Pemkab Pasuruan Mulai Rutin Salurkan Air bersih Ke Desa Rawan Kekeringan

199

Pasuruan (WartaBromo.com) – Pemkab Pasuruan Sabtu (5/8/2023) siang, mengirimkan bantuan air bersih ke dua desa di dua kecamatan terdampak kekeringan. Yakni, Desa Karangjati, Kecamatan Lumbang dan Desa Sibon, Kecamatan Pasrepan.

Pengiriman air bersih itu, langsung dipantau oleh Wakil Bupati Pasuruan, Abdul Mujib Imron. Tak hanya itu, Pengasuh Ponpes Al Yasini Areng-Areng Wonorejo tersebut juga ikut mengisi air ke dalam drum-drum milik warga.

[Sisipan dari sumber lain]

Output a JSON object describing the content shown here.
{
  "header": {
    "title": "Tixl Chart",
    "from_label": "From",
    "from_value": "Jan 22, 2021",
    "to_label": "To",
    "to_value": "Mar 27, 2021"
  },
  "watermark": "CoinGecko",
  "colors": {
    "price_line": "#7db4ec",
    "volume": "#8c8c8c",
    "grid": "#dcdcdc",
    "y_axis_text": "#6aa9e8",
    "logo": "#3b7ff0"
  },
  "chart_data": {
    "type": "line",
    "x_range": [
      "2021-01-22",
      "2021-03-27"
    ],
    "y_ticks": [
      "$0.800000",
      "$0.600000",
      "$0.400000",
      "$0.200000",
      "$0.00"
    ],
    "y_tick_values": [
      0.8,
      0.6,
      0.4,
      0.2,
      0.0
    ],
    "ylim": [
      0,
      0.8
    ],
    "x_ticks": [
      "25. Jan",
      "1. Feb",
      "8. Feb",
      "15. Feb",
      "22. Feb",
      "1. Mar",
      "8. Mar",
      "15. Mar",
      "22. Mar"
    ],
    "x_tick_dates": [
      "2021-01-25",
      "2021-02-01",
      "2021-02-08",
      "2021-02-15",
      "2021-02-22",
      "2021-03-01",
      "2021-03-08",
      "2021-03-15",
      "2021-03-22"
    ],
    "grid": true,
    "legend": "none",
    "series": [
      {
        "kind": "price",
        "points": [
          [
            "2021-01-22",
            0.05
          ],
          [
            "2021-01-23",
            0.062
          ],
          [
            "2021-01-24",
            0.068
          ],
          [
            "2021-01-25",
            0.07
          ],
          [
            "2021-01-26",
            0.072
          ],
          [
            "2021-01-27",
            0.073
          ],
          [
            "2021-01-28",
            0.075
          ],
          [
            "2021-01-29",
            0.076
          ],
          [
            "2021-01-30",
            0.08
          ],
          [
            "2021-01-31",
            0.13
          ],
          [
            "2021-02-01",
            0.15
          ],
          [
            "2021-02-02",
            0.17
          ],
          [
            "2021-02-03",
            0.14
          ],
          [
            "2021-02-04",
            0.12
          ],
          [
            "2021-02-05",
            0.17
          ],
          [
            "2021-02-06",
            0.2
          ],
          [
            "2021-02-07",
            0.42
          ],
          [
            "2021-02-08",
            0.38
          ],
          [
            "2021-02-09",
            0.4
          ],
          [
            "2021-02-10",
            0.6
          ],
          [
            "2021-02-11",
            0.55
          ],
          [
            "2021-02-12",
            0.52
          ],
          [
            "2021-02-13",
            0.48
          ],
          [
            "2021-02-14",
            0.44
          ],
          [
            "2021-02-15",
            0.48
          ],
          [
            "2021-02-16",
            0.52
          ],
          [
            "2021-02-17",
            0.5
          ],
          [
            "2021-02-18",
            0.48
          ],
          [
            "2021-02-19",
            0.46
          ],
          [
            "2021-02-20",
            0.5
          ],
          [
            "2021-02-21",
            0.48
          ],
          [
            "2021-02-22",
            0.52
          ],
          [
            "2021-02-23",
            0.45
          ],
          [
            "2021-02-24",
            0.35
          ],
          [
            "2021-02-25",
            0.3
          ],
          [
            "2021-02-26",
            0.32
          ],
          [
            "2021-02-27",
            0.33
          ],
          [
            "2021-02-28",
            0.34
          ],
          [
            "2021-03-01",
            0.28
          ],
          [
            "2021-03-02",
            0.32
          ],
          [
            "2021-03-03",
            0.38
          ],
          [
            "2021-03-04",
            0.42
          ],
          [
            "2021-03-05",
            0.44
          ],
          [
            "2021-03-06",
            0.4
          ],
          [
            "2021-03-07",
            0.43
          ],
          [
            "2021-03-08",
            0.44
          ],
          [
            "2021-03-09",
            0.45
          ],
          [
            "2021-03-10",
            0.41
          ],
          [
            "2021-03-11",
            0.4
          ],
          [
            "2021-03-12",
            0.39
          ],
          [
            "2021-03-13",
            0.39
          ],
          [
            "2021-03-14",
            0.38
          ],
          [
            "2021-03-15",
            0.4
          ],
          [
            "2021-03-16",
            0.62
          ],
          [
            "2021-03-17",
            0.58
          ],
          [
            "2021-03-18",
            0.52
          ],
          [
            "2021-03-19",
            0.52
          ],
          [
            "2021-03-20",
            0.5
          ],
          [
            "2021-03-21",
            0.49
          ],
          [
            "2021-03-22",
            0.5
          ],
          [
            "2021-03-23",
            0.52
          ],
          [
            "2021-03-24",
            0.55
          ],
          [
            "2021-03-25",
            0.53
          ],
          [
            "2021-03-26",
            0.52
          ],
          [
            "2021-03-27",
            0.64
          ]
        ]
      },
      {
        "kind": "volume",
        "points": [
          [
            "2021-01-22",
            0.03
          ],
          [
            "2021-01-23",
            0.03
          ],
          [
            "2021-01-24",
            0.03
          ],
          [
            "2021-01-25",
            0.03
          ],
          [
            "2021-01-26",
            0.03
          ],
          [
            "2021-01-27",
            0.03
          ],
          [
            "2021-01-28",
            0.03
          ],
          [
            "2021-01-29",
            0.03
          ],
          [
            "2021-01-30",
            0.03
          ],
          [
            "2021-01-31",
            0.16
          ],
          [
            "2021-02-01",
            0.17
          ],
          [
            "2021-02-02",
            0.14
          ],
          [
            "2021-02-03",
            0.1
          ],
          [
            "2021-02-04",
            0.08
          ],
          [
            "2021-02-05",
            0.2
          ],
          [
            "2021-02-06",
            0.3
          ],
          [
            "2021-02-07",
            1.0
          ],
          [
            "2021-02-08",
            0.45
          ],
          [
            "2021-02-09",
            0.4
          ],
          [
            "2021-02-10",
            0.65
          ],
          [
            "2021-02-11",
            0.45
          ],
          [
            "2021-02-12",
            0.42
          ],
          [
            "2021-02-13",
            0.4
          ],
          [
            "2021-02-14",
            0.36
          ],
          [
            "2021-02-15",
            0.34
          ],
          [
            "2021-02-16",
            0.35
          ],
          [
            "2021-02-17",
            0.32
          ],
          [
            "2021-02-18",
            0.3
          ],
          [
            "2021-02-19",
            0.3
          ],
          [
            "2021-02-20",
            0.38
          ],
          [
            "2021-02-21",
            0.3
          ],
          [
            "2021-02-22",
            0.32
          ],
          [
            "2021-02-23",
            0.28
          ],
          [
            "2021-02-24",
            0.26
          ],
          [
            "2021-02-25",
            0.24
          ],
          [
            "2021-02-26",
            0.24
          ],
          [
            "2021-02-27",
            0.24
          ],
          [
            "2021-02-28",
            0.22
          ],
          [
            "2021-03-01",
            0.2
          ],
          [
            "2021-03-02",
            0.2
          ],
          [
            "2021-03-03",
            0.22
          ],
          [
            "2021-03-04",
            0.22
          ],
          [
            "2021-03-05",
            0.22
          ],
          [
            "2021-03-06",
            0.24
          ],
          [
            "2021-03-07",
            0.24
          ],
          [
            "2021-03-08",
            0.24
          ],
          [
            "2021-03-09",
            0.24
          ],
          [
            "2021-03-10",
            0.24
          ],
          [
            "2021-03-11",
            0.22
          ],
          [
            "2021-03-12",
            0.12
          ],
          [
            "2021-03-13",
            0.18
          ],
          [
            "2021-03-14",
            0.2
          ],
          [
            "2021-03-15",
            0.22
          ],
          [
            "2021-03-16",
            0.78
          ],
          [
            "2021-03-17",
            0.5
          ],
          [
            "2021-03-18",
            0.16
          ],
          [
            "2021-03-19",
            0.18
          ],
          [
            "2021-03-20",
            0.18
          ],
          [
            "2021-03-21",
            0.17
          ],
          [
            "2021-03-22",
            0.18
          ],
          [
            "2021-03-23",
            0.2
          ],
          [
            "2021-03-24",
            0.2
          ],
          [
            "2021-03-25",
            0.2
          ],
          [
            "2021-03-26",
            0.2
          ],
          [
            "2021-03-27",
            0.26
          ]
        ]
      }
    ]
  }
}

Menurutnya, penyaluran air bersih mulai intens dilakukan sejak 1 Agustus lalu. Tepatnya ketika banyak laporan dari desa-desa terdampak kekeringan yang menginginkan air bersih, sesegera mungkin.

“Sebenarnya sudah mulai 24 juli lalu sudah mulai dikirim. Tapi intens setiap hari sejak 1 Agustus lalu. Satu desa satu tangki air bersih bervolume 5000 liter yang diperuntukkan untuk warga terdampak kekeringan,” katanya.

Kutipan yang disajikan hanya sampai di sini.